Ingrid, I think of these things every time I make bread and butter pudding: the frugality of using up odd ends of bread with stuff that would have been always on hand on a farm, and the need for fuel for the workers is at odds with the place it now takes in my own kitchen. Also jam and salami - necessary and frugal once upon a time; slightly less so now.
As for kids and food: I think it's often a power thing (though I don't discount taste and preference, either) and Al and I are very careful to avoid making a big deal of the fads and small amounts. The girls are healthy and strong, which kind of supports Pollan's argument against breaking food down into its constituent, microscopic good and bad bits and trusting instead our instincts - I think kids have good instincts if they have food (and not food like substances) from early on.

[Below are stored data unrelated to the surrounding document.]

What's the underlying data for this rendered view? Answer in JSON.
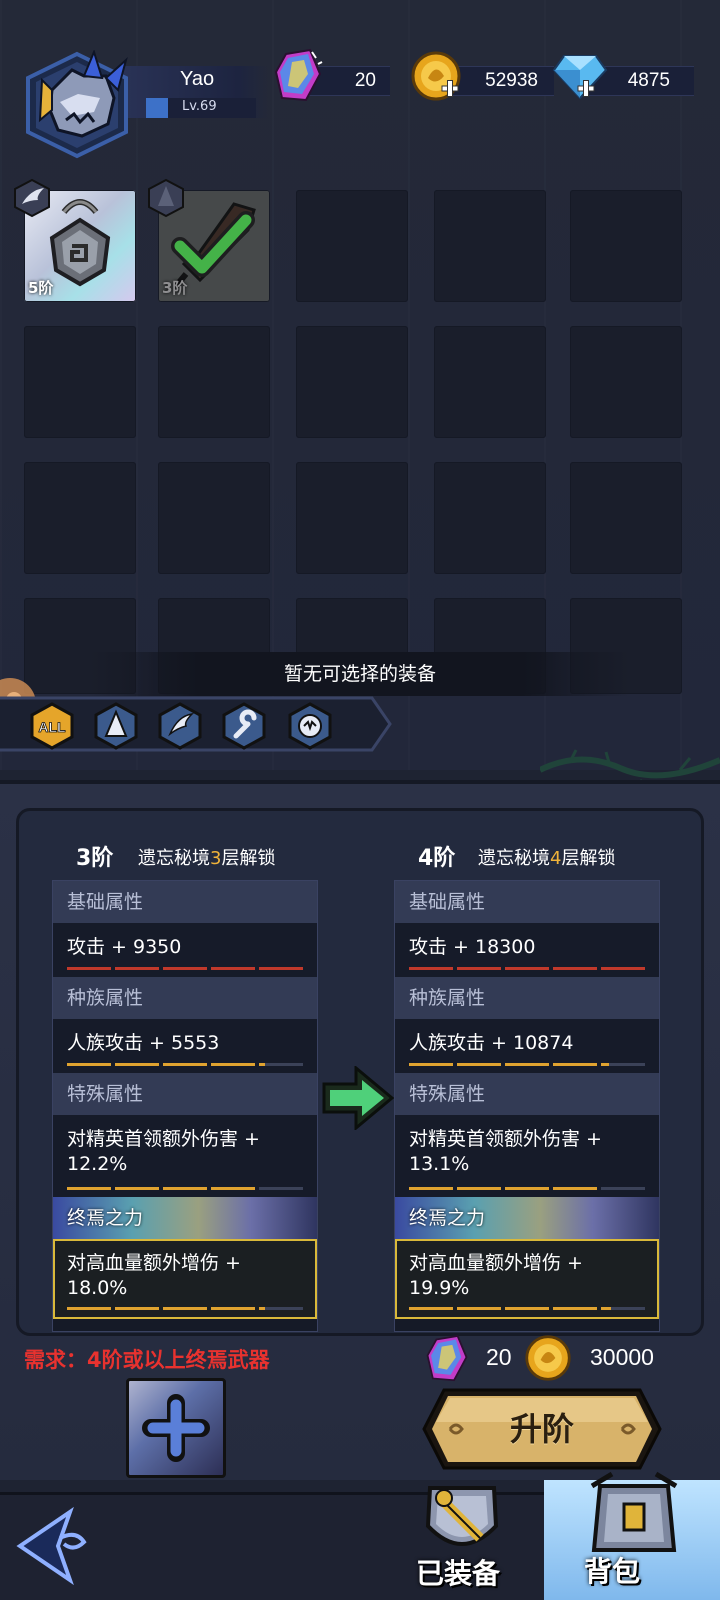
{
  "player": {
    "name": "Yao",
    "level": "Lv.69"
  },
  "resources": {
    "crystal": "20",
    "gold": "52938",
    "diamond": "4875"
  },
  "inventory": {
    "items": [
      {
        "tier_label": "5阶",
        "icon": "amulet-icon",
        "rarity": "silver"
      },
      {
        "tier_label": "3阶",
        "icon": "sword-checked-icon",
        "rarity": "gray"
      }
    ],
    "empty_message": "暂无可选择的装备"
  },
  "filters": [
    "ALL",
    "armor-icon",
    "wing-icon",
    "wrench-icon",
    "beast-icon"
  ],
  "compare": {
    "left": {
      "tier": "3阶",
      "unlock_prefix": "遗忘秘境",
      "unlock_num": "3",
      "unlock_suffix": "层解锁",
      "base_head": "基础属性",
      "base_stat": "攻击 + 9350",
      "race_head": "种族属性",
      "race_stat": "人族攻击 + 5553",
      "special_head": "特殊属性",
      "special_stat_1": "对精英首领额外伤害 +",
      "special_stat_2": "12.2%",
      "legend_head": "终焉之力",
      "legend_stat_1": "对高血量额外增伤 +",
      "legend_stat_2": "18.0%"
    },
    "right": {
      "tier": "4阶",
      "unlock_prefix": "遗忘秘境",
      "unlock_num": "4",
      "unlock_suffix": "层解锁",
      "base_head": "基础属性",
      "base_stat": "攻击 + 18300",
      "race_head": "种族属性",
      "race_stat": "人族攻击 + 10874",
      "special_head": "特殊属性",
      "special_stat_1": "对精英首领额外伤害 +",
      "special_stat_2": "13.1%",
      "legend_head": "终焉之力",
      "legend_stat_1": "对高血量额外增伤 +",
      "legend_stat_2": "19.9%"
    }
  },
  "requirement": "需求：4阶或以上终焉武器",
  "cost": {
    "crystal": "20",
    "gold": "30000"
  },
  "upgrade_label": "升阶",
  "nav": {
    "equipped": "已装备",
    "bag": "背包"
  },
  "colors": {
    "background": "#1e2332",
    "accent_gold": "#f0b33a",
    "requirement_red": "#e8322f",
    "legend_border": "#d9b93a"
  }
}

Nutmeg - you are very lucky. But even as I think of meeting the man, I have butterflies. I think I could not have an extended chat but would tumble over words before gushing horribly.
Wendy, thank you. Kind words are always nice to linger over.
I'm inclined to think that our culture of finishing what's on your plate, of eating it because the starving children in Africa would be grateful for it and so on, teaches kids to stop listening to their bodies and what they need. If you eat til you're not hungry any more you're fine (so long as it's real food), if you don't even remember what hungry and full and 'enough' feel like, you're in trouble.
We had big thick pancakes for breakfast this morning, with warm berries (frozen berries, heated in the microwave with sugar) and cream. I try to make sure all meals happen with a bit of performance and joyousness, regardless of what we're eating. I want my kid to learn that food is fun and family, not counting effing points or reading labels (reading labels is a supermarket activity unfortuantely).